Some Christian groups reportedly protested the use of the painting as they felt the painting insulted the spirit of Christ’s last supper.
However the same magazine now had as its cover the photo of a sculpture of Sree Narayana Guru, a major enlightenment figure, in not exactly an honourable way.
Likewise, yet another group, BDJS (Bharat Dharma Jana Sena), that claims to represent Hindu interests and draws support from the Ezhava community, felt the sculpture denigrated Guru, who, it claimed, is revered as god.
The publishers faced a backlash on social media and outside.
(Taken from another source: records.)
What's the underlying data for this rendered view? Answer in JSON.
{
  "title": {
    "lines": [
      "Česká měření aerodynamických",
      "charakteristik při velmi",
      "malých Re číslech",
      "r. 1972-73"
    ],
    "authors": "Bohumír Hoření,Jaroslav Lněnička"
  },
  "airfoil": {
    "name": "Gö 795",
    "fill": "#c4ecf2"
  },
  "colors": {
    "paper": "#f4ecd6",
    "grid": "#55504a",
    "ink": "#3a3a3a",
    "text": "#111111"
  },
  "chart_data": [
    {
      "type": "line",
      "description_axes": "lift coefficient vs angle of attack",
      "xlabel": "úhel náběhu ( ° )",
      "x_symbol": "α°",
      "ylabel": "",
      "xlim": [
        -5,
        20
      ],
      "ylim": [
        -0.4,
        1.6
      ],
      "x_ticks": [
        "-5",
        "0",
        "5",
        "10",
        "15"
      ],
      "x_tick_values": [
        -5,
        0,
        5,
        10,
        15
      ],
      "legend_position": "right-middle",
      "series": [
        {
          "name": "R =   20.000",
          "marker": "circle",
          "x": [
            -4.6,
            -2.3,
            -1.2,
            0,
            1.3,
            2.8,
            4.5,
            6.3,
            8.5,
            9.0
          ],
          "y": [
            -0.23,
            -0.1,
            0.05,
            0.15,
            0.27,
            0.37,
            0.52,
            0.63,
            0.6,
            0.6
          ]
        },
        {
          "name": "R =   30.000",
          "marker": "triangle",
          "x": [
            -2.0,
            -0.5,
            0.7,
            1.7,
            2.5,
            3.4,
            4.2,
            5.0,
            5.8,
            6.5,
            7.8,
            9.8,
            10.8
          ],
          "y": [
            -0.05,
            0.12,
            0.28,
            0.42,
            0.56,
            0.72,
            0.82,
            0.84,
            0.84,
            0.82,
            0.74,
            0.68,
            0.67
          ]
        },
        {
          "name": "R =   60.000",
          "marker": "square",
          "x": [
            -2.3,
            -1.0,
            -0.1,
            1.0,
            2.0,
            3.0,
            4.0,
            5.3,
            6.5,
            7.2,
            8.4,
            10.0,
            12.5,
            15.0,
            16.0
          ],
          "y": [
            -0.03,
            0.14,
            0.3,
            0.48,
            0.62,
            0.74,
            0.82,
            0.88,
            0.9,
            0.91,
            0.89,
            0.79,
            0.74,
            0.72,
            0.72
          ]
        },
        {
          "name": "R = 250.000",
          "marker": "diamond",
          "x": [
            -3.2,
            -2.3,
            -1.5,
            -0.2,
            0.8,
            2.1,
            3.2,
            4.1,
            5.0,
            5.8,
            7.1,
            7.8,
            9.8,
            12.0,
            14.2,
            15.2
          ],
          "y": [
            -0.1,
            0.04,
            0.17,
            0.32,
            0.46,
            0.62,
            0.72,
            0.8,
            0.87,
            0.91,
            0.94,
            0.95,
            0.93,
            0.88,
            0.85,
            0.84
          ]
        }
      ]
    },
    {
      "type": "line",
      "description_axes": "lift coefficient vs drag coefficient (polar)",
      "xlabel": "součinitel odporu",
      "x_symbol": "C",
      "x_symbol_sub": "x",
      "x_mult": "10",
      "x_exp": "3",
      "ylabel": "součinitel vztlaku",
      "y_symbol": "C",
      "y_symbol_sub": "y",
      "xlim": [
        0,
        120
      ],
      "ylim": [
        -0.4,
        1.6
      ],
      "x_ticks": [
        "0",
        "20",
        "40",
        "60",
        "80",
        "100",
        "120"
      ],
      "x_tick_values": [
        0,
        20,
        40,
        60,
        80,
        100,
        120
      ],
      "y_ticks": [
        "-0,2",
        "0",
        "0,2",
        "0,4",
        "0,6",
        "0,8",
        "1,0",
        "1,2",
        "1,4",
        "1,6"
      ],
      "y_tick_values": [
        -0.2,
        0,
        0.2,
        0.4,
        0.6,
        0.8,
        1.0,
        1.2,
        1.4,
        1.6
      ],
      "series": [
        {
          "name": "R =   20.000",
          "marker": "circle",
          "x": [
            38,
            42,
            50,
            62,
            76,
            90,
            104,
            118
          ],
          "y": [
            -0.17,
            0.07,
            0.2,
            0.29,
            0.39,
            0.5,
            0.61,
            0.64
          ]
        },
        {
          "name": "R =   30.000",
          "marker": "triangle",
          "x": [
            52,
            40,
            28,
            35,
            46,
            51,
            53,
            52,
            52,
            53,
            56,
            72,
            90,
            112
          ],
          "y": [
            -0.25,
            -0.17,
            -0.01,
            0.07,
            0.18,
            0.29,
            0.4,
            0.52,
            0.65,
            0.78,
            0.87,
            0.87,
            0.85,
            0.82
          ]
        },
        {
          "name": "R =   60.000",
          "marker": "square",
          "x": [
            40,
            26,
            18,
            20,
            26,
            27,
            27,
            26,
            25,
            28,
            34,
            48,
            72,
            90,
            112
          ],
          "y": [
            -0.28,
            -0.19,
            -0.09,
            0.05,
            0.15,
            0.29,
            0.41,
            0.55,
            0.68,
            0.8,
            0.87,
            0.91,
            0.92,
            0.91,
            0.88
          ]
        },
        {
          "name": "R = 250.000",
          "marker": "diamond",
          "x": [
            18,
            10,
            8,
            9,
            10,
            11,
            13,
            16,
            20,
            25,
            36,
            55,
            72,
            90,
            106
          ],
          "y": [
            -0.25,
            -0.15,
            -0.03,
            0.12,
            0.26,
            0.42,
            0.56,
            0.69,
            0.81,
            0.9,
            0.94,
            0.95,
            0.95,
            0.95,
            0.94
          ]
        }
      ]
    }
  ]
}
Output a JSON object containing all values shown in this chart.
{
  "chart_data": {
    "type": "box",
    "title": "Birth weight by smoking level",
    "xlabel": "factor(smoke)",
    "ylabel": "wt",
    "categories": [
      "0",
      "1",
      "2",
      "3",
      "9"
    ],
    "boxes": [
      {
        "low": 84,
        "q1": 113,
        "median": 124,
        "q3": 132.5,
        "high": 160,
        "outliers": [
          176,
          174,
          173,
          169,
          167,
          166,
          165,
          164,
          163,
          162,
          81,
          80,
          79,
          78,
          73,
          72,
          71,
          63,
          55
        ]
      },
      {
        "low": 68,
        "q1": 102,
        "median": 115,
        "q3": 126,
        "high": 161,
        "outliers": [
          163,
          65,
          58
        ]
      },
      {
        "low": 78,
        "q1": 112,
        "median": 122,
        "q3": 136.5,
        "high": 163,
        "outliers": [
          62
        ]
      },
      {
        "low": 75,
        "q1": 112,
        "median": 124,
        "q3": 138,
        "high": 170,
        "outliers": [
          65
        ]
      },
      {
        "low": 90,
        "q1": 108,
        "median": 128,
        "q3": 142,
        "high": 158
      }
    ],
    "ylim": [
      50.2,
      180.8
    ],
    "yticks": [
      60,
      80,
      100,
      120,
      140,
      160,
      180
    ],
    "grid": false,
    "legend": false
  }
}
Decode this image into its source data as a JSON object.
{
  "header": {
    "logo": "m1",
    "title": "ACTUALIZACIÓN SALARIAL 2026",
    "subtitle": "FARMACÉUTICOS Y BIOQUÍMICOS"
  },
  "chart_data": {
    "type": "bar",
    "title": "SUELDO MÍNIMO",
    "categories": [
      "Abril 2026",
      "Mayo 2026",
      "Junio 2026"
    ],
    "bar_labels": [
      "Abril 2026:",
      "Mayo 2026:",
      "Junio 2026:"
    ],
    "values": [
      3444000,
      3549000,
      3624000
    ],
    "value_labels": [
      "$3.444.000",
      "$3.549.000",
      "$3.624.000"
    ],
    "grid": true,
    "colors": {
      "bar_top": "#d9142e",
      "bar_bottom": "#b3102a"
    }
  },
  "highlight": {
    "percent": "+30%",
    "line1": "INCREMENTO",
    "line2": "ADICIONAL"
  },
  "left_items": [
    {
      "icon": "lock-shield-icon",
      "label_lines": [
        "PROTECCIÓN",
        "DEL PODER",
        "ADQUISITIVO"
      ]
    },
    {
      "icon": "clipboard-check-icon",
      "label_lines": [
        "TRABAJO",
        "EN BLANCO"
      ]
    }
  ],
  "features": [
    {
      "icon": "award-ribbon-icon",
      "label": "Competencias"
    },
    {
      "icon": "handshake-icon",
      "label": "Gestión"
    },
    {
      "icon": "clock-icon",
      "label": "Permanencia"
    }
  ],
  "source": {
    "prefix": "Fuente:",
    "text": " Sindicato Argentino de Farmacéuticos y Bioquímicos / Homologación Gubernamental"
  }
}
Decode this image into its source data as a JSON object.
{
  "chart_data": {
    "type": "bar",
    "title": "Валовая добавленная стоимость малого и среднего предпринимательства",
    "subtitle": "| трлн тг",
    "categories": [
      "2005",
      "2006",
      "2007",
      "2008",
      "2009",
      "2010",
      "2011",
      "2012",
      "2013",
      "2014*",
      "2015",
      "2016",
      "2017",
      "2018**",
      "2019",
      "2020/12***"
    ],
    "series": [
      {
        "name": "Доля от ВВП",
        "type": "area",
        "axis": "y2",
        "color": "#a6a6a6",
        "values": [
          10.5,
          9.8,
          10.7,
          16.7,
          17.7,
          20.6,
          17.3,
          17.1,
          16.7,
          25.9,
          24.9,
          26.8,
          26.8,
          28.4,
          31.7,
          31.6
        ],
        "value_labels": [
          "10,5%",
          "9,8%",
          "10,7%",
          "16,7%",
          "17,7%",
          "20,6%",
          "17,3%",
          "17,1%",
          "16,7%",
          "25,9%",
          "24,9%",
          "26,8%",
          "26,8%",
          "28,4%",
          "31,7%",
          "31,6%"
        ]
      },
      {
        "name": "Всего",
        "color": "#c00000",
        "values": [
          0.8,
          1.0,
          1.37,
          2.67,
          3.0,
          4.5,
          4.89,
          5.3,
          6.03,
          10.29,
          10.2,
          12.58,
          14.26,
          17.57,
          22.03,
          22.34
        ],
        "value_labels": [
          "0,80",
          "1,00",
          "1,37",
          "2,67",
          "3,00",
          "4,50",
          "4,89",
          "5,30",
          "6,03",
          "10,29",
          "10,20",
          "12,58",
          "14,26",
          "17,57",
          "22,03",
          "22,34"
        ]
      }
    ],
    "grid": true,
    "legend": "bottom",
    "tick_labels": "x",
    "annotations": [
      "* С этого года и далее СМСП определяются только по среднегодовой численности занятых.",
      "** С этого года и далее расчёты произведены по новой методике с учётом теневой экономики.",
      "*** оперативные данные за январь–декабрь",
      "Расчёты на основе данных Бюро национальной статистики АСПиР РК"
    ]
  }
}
They tendered an apology and recalled the issue and removed the painting.
Soon after, the Hindu outfit also decided not to protest further.
However, according to a report in The News Minute:
“Though the magazine was withdrawn from circulation after sending a few copies to its subscribers by post, the church started a campaign to ban Manorama publications.”
The report said that there is speculation that a magazine owned by the Church is deliberately playing up the issue to cut down on the circulation of Bhasha Poshini and increase its own.
The Christian groups are continuing with their protests.
According to playwright Gopan, Kerala is going through a dangerous situation. “The intolerance to Vattakuzhy’s painting is frightening. It’s a war against the image. It is a pity that we have to live in these times,” Gopan said.
What is even more perplexing is that a publication in India’s most literate state is facing such issues.